Um dos efeitos da pandemia foi o de acelerar a utilização da digitalização dos processos em quase todos os domínios, em particular na comunicação, nas compras e nos pagamentos, mas também na organização e na prestação do trabalho.

Num sector marcadamente tradicional, como a construção, pode parecer à primeira vista que a utilização das novas tecnologias é menos relevante, mas temos vindo a descobrir que, porventura, poderá vir a ser exatamente o contrário.

Com as obrigações do distanciamento social, as vendas pela Internet e, sobretudo, para os clientes profissionais, as encomendas via extranet, aumentaram e tornaram-se cada vez mais comuns, da mesma forma que a utilização de catálogos eletrónicos, dos dispositivos móveis e das app´s cresceu substancialmente.

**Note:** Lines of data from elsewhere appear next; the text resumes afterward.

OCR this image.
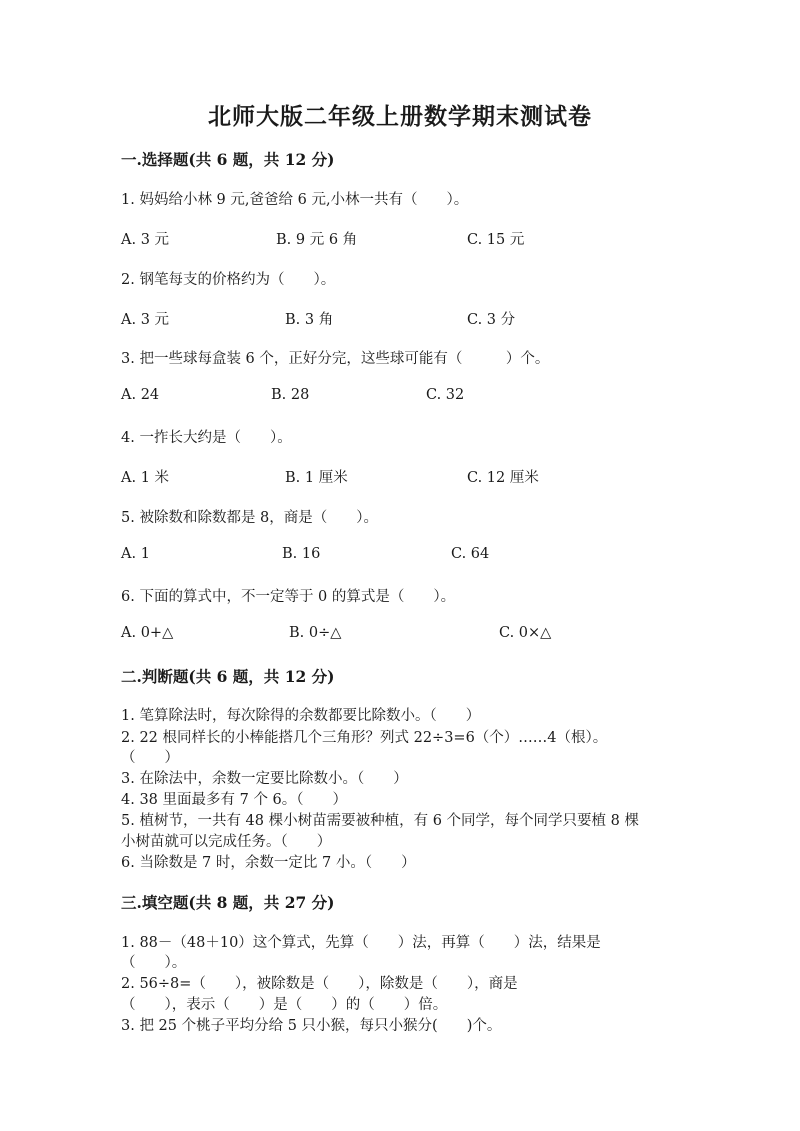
北师大版二年级上册数学期末测试卷
一.选择题(共 6 题，共 12 分)
1. 妈妈给小林 9 元,爸爸给 6 元,小林一共有（　　）。
A. 3 元	B. 9 元 6 角	C. 15 元
2. 钢笔每支的价格约为（　　）。
A. 3 元	B. 3 角	C. 3 分
3. 把一些球每盒装 6 个，正好分完，这些球可能有（　　　）个。
A. 24	B. 28	C. 32
4. 一拃长大约是（　　）。
A. 1 米	B. 1 厘米	C. 12 厘米
5. 被除数和除数都是 8，商是（　　）。
A. 1	B. 16	C. 64
6. 下面的算式中，不一定等于 0 的算式是（　　）。
A. 0+△	B. 0÷△	C. 0×△
二.判断题(共 6 题，共 12 分)
1. 笔算除法时，每次除得的余数都要比除数小。（　　）
2. 22 根同样长的小棒能搭几个三角形？列式 22÷3=6（个）……4（根）。
（　　）
3. 在除法中，余数一定要比除数小。（　　）
4. 38 里面最多有 7 个 6。（　　）
5. 植树节，一共有 48 棵小树苗需要被种植，有 6 个同学，每个同学只要植 8 棵
小树苗就可以完成任务。（　　）
6. 当除数是 7 时，余数一定比 7 小。（　　）
三.填空题(共 8 题，共 27 分)
1. 88－（48＋10）这个算式，先算（　　）法，再算（　　）法，结果是
（　　）。
2. 56÷8=（　　），被除数是（　　），除数是（　　），商是
（　　），表示（　　）是（　　）的（　　）倍。
3. 把 25 个桃子平均分给 5 只小猴，每只小猴分(　　)个。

Ao nível dos projetistas, seja pelos requisitos da qualidade impostos ao projeto e à sua gestão, seja, mais recentemente, pela pressão do trabalho à distância, o uso do BIM está a aumentar e, em certos casos, passou mesmo a ser exigido pelos promotores e donos de obra.

Ao mesmo tempo, já temos empresas de construção que estão a inovar e a substituir parcialmente a construção em estaleiro por “montagem” de componentes dos edifícios em ambiente fabril. Em alguns casos, a monitorização do processo construtivo e do comportamento do edifício e dos equipamentos já é feita através de sensores e da recolha e processamento de informação.

Esta transformação exige a todos um outro rigor e planeamento, assim como o recurso mais alargado às novas tecnologias da comunicação e informação eletrónica, as quais dependem da existência de dados extensos e completos sobre produtos e sistemas e respetivos desempenhos, em formatos estandardizados e acessíveis, por conseguinte, digitalizados.

A transformação digital da construção não é um fim em si próprio, mas um meio para cumprir com as metas ambientais e da eficiência no uso de recursos, bem como para atingir um nível de eficiência que garanta a sua sustentabilidade económica num mundo em que a mão-de-obra qualificada é cada vez mais escassa.

Vai ser um facto e quem não acompanhar arrisca-se, mais cedo ou mais tarde, a “ficar de fora”.